Bien avant que le spectacle ne démarre, les spectateurs sont pris
dans l'extravagant univers de Richard Foreman. Une musique entêtante et un enchevêtrement d'objets que l'on hésite à appeler décor. Des lampes, de toutes tailles, un gorille en peluche pendu par les pieds, des chérubins à tête de mort. Encombrements. Mais cet espace scénique fonctionne moins par ce qui s'y trouve que par l'impossibilité d'y circuler. Bientôt les personnages de Hôtel Fuck! déboulent.
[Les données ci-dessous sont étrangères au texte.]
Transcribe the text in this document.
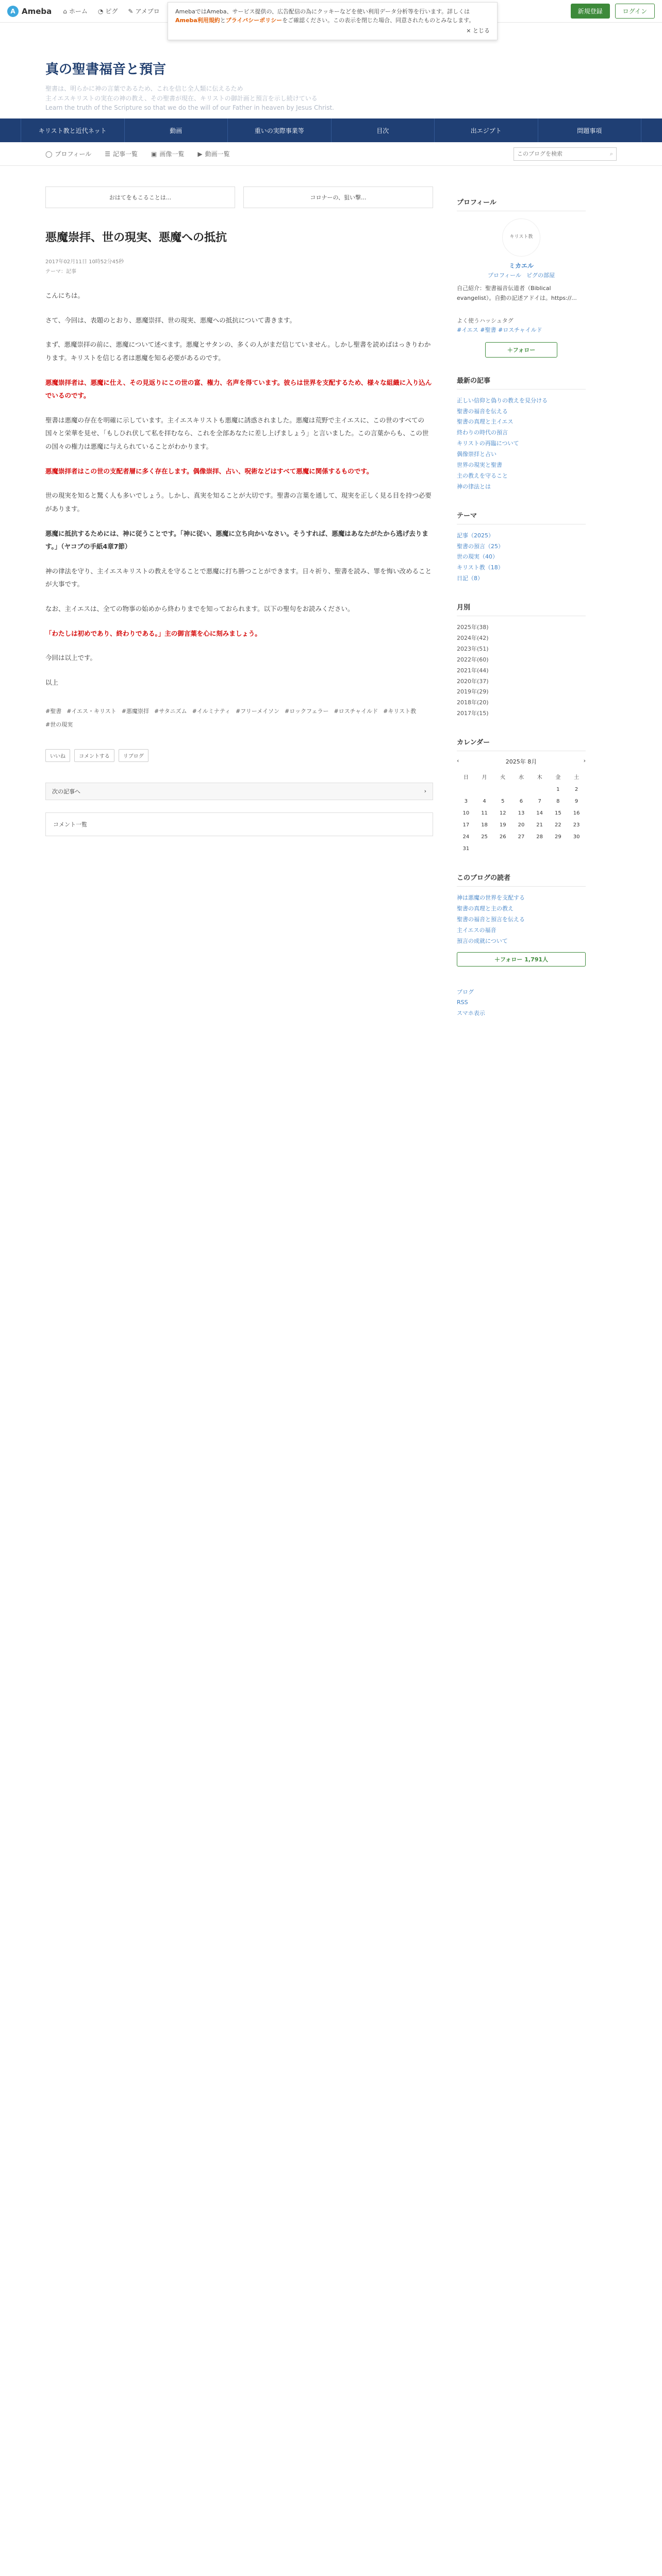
A Ameba ⌂ ホーム ◔ ピグ ✎ アメブロ	新規登録	ログイン
AmebaではAmeba、サービス提供の、広告配信の為にクッキーなどを使い利用データ分析等を行います。詳しくはAmeba利用規約とプライバシーポリシーをご確認ください。この表示を閉じた場合、同意されたものとみなします。
× とじる
真の聖書福音と預言
聖書は、明らかに神の言葉であるため、これを信じ全人類に伝えるため
主イエスキリストの実在の神の教え、その聖書が現在、キリストの御計画と預言を示し続けている
Learn the truth of the Scripture so that we do the will of our Father in heaven by Jesus Christ.
キリスト教と近代ネット	動画	重いの実際事業等	目次	出エジプト	問題事項
◯ プロフィール ☰ 記事一覧 ▣ 画像一覧 ▶ 動画一覧
このブログを検索	⌕
おはてをもこることは...	コロナーの、狙い撃...
悪魔崇拝、世の現実、悪魔への抵抗
2017年02月11日 10時52分45秒
テーマ：記事

こんにちは。

さて、今回は、表題のとおり、悪魔崇拝、世の現実、悪魔への抵抗について書きます。

まず、悪魔崇拝の前に、悪魔について述べます。悪魔とサタンの、多くの人がまだ信じていません。しかし聖書を読めばはっきりわかります。キリストを信じる者は悪魔を知る必要があるのです。

悪魔崇拝者は、悪魔に仕え、その見返りにこの世の富、権力、名声を得ています。彼らは世界を支配するため、様々な組織に入り込んでいるのです。

聖書は悪魔の存在を明確に示しています。主イエスキリストも悪魔に誘惑されました。悪魔は荒野で主イエスに、この世のすべての国々と栄華を見せ、「もしひれ伏して私を拝むなら、これを全部あなたに差し上げましょう」と言いました。この言葉からも、この世の国々の権力は悪魔に与えられていることがわかります。

悪魔崇拝者はこの世の支配者層に多く存在します。偶像崇拝、占い、呪術などはすべて悪魔に関係するものです。

世の現実を知ると驚く人も多いでしょう。しかし、真実を知ることが大切です。聖書の言葉を通して、現実を正しく見る目を持つ必要があります。

悪魔に抵抗するためには、神に従うことです。「神に従い、悪魔に立ち向かいなさい。そうすれば、悪魔はあなたがたから逃げ去ります。」（ヤコブの手紙4章7節）

神の律法を守り、主イエスキリストの教えを守ることで悪魔に打ち勝つことができます。日々祈り、聖書を読み、罪を悔い改めることが大事です。

なお、主イエスは、全ての物事の始めから終わりまでを知っておられます。以下の聖句をお読みください。

「わたしは初めであり、終わりである。」主の御言葉を心に刻みましょう。

今回は以上です。

以上

#聖書 #イエス・キリスト #悪魔崇拝 #サタニズム #イルミナティ #フリーメイソン #ロックフェラー #ロスチャイルド #キリスト教
#世の現実
いいね	コメントする	リブログ
次の記事へ	›
コメント一覧
プロフィール
キリスト教
ミカエル
プロフィール ピグの部屋
自己紹介：聖書福音伝道者（Biblical evangelist）。自動の記述アドイは。https://...
よく使うハッシュタグ
#イエス #聖書 #ロスチャイルド
＋フォロー
最新の記事
正しい信仰と偽りの教えを見分ける
聖書の福音を伝える
聖書の真理と主イエス
終わりの時代の預言
キリストの再臨について
偶像崇拝と占い
世界の現実と聖書
主の教えを守ること
神の律法とは
テーマ
記事（2025）
聖書の預言（25）
世の現実（40）
キリスト教（18）
日記（8）
月別
2025年(38)
2024年(42)
2023年(51)
2022年(60)
2021年(44)
2020年(37)
2019年(29)
2018年(20)
2017年(15)
カレンダー
‹	2025年 8月	›
日	月	火	水	木	金	土
					1	2
3	4	5	6	7	8	9
10	11	12	13	14	15	16
17	18	19	20	21	22	23
24	25	26	27	28	29	30
31						
このブログの読者
神は悪魔の世界を支配する
聖書の真理と主の教え
聖書の福音と預言を伝える
主イエスの福音
預言の成就について
＋フォロー 1,791人
ブログ
RSS
スマホ表示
Pantins à la queue leu leu, pris de convulsions, comme écrasés par la bande son «I am happy, you're happy». Cette ritournelle les rend malades, comme s'ils se trouvaient sur un bateau pris dans une mer folle.
Pantalons à bretelles, chapeaux de groom, porte-jarretelles et plumes d'indiens, ils n'ont qu'une idée en tête: sauter dans le bus qui les conduira à Hôtel Fuck, où ils pourront enfin prendre leur pied. Evidemment tout s'y oppose. Sont-ils seulement embarqués dans la bonne histoire? Désespérés, ils se tirent des balles dans la tête et, comme dans les dessins animés, se relèvent pour repartir vers leur Eden. «Fuck», ils n'ont que ce mot à la bouche. Plus on en parle, moins on le fait, suggère Foreman.
Frustrations. Tel est bien le drame de ces petits humains effrayés par le moindre fantasme et complètement obsédés à force de frustrations. Costumé et perruqué XVIIIe, un personnage (le Marquis de Sade?) avance muni d'un immense pénis, juché sur d'étranges cothurnes, en réalité des caisses à cirer les pompes.